Fig. 7. rad51-T161R mimics rad52-Y376A.

a Co-IP experiments showing the loss of interaction between Rad51-T161R and Rad52. Rad51 was immunoprecipitated with a poly-clonal anti-Rad51 antibody (αRad51). The presence of Rad51 in the immunoprecipitated fraction (IP) cannot be detected because it migrates at the same level as the anti-Rad51 IgG used for the immunoprecipitation. However, the absence of Rad52-FLAG in the rad51∆ immunoprecipitate confirmed that the Rad52-FLAG signal observed is related to the Rad52–Rad51 interaction. Position of molecular weight markers are indicated (in kDa).* Unspecific bands. Uncropped blots are provided in the Source Data file. b Serial 10-fold dilutions of haploid strains with the indicated genotypes were spotted onto rich medium (YPD) containing different MMS concentrations. c Survival curves of haploid cells with the indicated genotypes exposed to γ-Rays. Each data points indicates the mean ± SD (n = 3). d ChIP was used to assess Rad51 relative enrichment at 0.6 kb from an HO cut site 4 h after HO induction. Data are presented as the median and error bars represent minimum and maximum values (n = 3). e Left panel: Representative images of Rad51-iGFP 4hrs after Isce-I induction in WT, srs2∆, rad51-T161R or srs2∆ rad51-T161R double mutants. Maximum Z-projection is applied on fluorescent images. Scale bar 1 µm. Pie charts show the proportion of cells with different Rad51 structures as indicated (as in Fig. 6A). Data are from 3 independent experimental replicates. The number of cells analyzed (n) is indicated below each pie chart. Right panel: Comparison of Rad51 filament intensities and lengths in WT and mutant strains as indicated. The number of structures analyzed is indicated below each box. Intensities are normalized to the mean intensity of WT Rad51 filaments. Plots and statistical analyses are as in Fig. 6. Exact p-values for all comparisons are presented in Supplementary Fig. 7G. Source data are provided in the Source Data file. Microscopy data as well as the complete Source Data file are available in Zenodo: https://zenodo.org/records/15149086.

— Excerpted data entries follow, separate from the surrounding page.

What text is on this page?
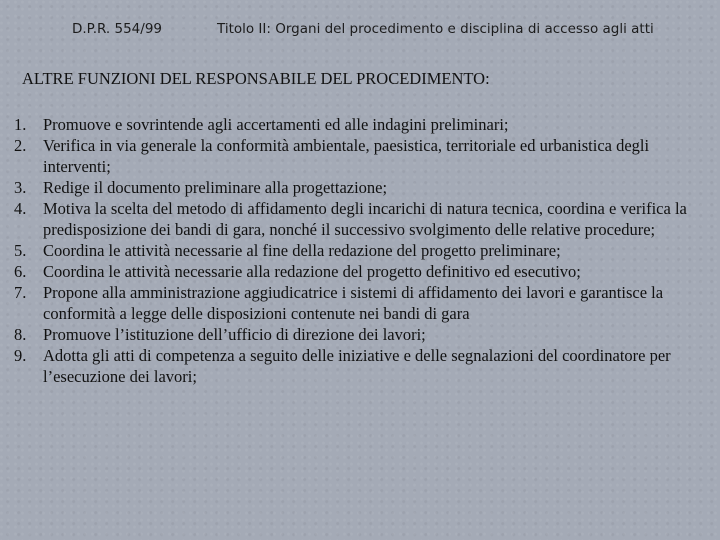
D.P.R. 554/99	Titolo II: Organi del procedimento e disciplina di accesso agli atti
ALTRE FUNZIONI DEL RESPONSABILE DEL PROCEDIMENTO:
1. Promuove e sovrintende agli accertamenti ed alle indagini preliminari;
2. Verifica in via generale la conformità ambientale, paesistica, territoriale ed urbanistica degli interventi;
3. Redige il documento preliminare alla progettazione;
4. Motiva la scelta del metodo di affidamento degli incarichi di natura tecnica, coordina e verifica la predisposizione dei bandi di gara, nonché il successivo svolgimento delle relative procedure;
5. Coordina le attività necessarie al fine della redazione del progetto preliminare;
6. Coordina le attività necessarie alla redazione del progetto definitivo ed esecutivo;
7. Propone alla amministrazione aggiudicatrice i sistemi di affidamento dei lavori e garantisce la conformità a legge delle disposizioni contenute nei bandi di gara
8. Promuove l’istituzione dell’ufficio di direzione dei lavori;
9. Adotta gli atti di competenza a seguito delle iniziative e delle segnalazioni del coordinatore per l’esecuzione dei lavori;
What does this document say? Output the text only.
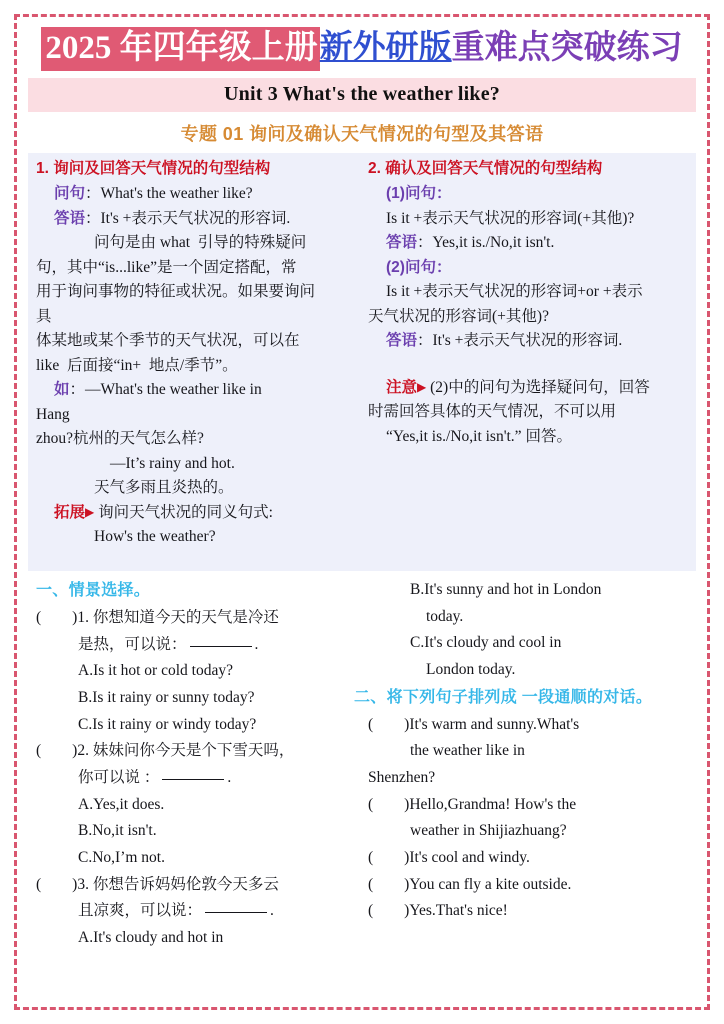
2025 年四年级上册新外研版重难点突破练习
Unit 3 What's the weather like?
专题 01 询问及确认天气情况的句型及其答语
1. 询问及回答天气情况的句型结构
问句：What's the weather like?
答语：It's +表示天气状况的形容词.
问句是由 what  引导的特殊疑问
句，其中“is...like”是一个固定搭配，常
用于询问事物的特征或状况。如果要询问
具
体某地或某个季节的天气状况，可以在
like  后面接“in+  地点/季节”。
如：—What's the weather like in
Hang
zhou?杭州的天气怎么样?
—It’s rainy and hot.
天气多雨且炎热的。
拓展▶ 询问天气状况的同义句式:
How's the weather?
2. 确认及回答天气情况的句型结构
(1)问句：
Is it +表示天气状况的形容词(+其他)?
答语：Yes,it is./No,it isn't.
(2)问句：
Is it +表示天气状况的形容词+or +表示
天气状况的形容词(+其他)?
答语：It's +表示天气状况的形容词.
注意▶ (2)中的问句为选择疑问句，回答
时需回答具体的天气情况，不可以用
“Yes,it is./No,it isn't.” 回答。
一、情景选择。
(        )1. 你想知道今天的天气是冷还
是热，可以说：	.
A.Is it hot or cold today?
B.Is it rainy or sunny today?
C.Is it rainy or windy today?
(        )2. 妹妹问你今天是个下雪天吗，
你可以说 ：	.
A.Yes,it does.
B.No,it isn't.
C.No,I’m not.
(        )3. 你想告诉妈妈伦敦今天多云
且凉爽，可以说：	.
A.It's cloudy and hot in
B.It's sunny and hot in London
today.
C.It's cloudy and cool in
London today.
二、将下列句子排列成 一段通顺的对话。
(        )It's warm and sunny.What's
the weather like in
Shenzhen?
(        )Hello,Grandma! How's the
weather in Shijiazhuang?
(        )It's cool and windy.
(        )You can fly a kite outside.
(        )Yes.That's nice!
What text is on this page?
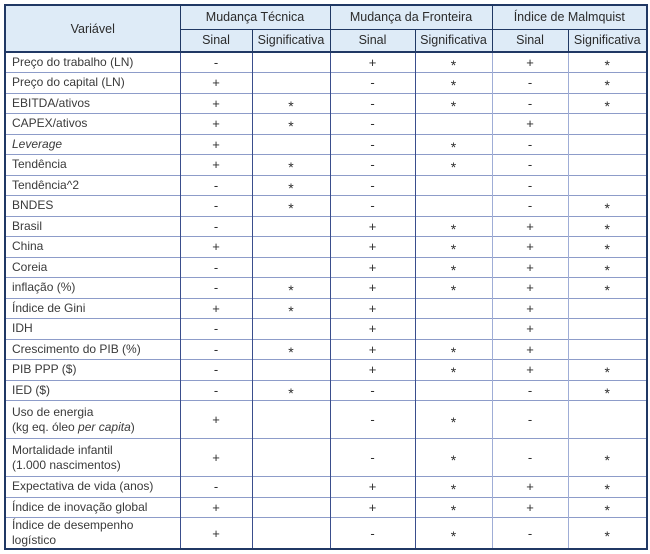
Variável	Mudança Técnica		Mudança da Fronteira		Índice de Malmquist	
	Sinal	Significativa	Sinal	Significativa	Sinal	Significativa
Preço do trabalho (LN)	-		+	*	+	*
Preço do capital (LN)	+		-	*	-	*
EBITDA/ativos	+	*	-	*	-	*
CAPEX/ativos	+	*	-		+	
Leverage	+		-	*	-	
Tendência	+	*	-	*	-	
Tendência^2	-	*	-		-	
BNDES	-	*	-		-	*
Brasil	-		+	*	+	*
China	+		+	*	+	*
Coreia	-		+	*	+	*
inflação (%)	-	*	+	*	+	*
Índice de Gini	+	*	+		+	
IDH	-		+		+	
Crescimento do PIB (%)	-	*	+	*	+	
PIB PPP ($)	-		+	*	+	*
IED ($)	-	*	-		-	*
Uso de energia
(kg eq. óleo per capita)	+		-	*	-	
Mortalidade infantil
(1.000 nascimentos)	+		-	*	-	*
Expectativa de vida (anos)	-		+	*	+	*
Índice de inovação global	+		+	*	+	*
Índice de desempenho logístico	+		-	*	-	*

Fig. 8. Model depicting Rad52 assembly chaperone activity and protection against Srs2, mediated by the interaction of anchors 1, 2 and 3 with Rad51.

The N-terminal domain of Rad52 is represented as a gray sphere and assembles into a decamer, gathering ten unfolded C-terminal regions of Rad52, shown as wavy gray lines. The three Rad52 anchor residues, labeled 1, 2, and 3, are represented as colored triangles using the same color code as in Fig. 4–7. Each C-terminal tail can potentially bind a single Rad51 molecule (shown in blue), thereby dissociating Rad51 oligomers. The Rad51 motif involved in oligomerization (F144VTA) is represented as a blue triangular extension. Anchor 1 directly competes with this oligomerization site. Interaction of the Rad52 C-terminal tail may favor proper Rad51 filament formation and also protect against the action of the Srs2 helicase (in green), which is known to interact with ssDNA and to translocate from the 3’ to 5’ end.